Despellejé y asé parte del venado, comí un pedazo, y un trozo para mi perro por su esfuerzo. Completé la comida con agua de un pequeño manantial. Llegó el frío del amanecer. La luna continuó su paseo por el firmamento. Más tarde desaparecieron las estrellas, el cielo comenzó a aclarar con un suave resplandor. El zumbido de los zancudos disminuyó poco a poco. Salí del bosque, conozco el sendero de memoria, soy producto de esta montaña; no sólo me provee lo que necesito, cada árbol de encino, de roble, de ocote, de laurel, de liquidámbar, habla conmigo, sabe que soy habitante de este lugar. Su valor no se compara con nada.
–Ya vine, levántate a hacer las tortillas. Mira qué carne traje —le dije a mi mujer al momento de bajar mi carga.
Bajó de la cama, aparentemente contenta. Se puso en acción. Encendió el fogón, lavó y molió el nixtamal, le puso cal al comal, comenzó a hacer tortillas. Traje leña para avivar el fuego. Agarré la primera tortilla calientita, se la di con un pedazo de carne.
–Aquí está tu parte, es todo tuyo.
Agarró con emoción el alimento, quiso compartir conmigo, estaba acostumbrada a que comiéramos juntos.
–No, estoy lleno —le dije, sobando mi barriga.
La vi tragar el primer bocado.
–¿Está sabroso? —le pregunté.
–Sí, sólo está salada —contestó.
Siguió comiendo, hasta que acabó. Se limpió la boca con la palma de la mano, satisfecha por el bocado.
–Tengo sed, quiero agua, asaste la carne gorda —dijo luego de un breve silencio.
Agarró una jícara con agua, la bebió, pero no calmó su sed, siguió bebiendo hasta que no pudo echar agua en su jícara.
–No se me quita la sed, por favor pásame otra jícara con agua —dijo con lentitud, con la barriga ensanchada.
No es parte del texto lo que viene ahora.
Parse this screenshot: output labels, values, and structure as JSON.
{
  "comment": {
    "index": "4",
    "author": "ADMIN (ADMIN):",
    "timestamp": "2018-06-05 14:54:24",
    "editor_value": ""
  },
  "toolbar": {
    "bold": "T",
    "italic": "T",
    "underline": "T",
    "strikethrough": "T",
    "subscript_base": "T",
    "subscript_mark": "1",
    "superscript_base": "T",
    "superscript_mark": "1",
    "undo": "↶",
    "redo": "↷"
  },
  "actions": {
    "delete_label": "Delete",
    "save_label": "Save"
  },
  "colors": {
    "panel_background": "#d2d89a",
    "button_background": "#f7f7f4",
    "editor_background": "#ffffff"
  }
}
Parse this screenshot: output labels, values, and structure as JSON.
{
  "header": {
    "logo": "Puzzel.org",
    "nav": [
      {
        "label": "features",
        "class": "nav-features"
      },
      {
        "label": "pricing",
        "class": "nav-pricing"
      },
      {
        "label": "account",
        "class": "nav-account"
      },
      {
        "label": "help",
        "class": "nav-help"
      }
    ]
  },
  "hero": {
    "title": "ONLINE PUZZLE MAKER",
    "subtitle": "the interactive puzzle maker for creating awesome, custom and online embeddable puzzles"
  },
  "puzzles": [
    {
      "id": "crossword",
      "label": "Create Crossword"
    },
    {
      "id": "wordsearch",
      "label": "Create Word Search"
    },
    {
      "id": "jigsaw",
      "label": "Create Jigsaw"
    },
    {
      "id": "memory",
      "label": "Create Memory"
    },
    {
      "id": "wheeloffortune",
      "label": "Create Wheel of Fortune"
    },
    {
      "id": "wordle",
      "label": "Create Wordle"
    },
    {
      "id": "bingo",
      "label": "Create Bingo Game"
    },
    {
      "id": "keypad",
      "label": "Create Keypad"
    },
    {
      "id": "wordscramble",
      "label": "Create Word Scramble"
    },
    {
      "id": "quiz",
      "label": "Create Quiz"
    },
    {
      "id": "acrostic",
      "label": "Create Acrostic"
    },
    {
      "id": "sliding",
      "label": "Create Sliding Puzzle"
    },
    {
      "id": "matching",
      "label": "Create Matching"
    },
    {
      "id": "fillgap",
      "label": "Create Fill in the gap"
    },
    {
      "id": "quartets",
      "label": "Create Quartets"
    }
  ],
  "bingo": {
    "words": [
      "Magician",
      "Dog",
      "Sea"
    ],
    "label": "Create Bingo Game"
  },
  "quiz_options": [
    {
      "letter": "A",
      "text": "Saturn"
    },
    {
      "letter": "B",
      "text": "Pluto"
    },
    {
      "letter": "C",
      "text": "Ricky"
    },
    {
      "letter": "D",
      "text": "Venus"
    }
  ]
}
Suspiró.
Me apresuré a cumplir sus deseos.
–¿Qué me diste de comer? —preguntó.
–La verga de tu querido —contesté.
Ella se sorprendió al escucharlo, parpadeó con ganas de llorar.
–Me engañaste —le dije—, por tu culpa no cacé el primer venado.
Tocó mi hombro. No dejó de mirarme. Murmuró:
–Voy a morir, no supe ser tu mujer.
–Mi perro Maelchan es más honesto, me acompaña, me ha cuidado por años —le contesté.
Xpet Konsal ya no comió. De tanto tomar agua murió, su cuerpo regresó a la madre tierra. La verga de un hombre es caliente, salada, provoca mucha sed.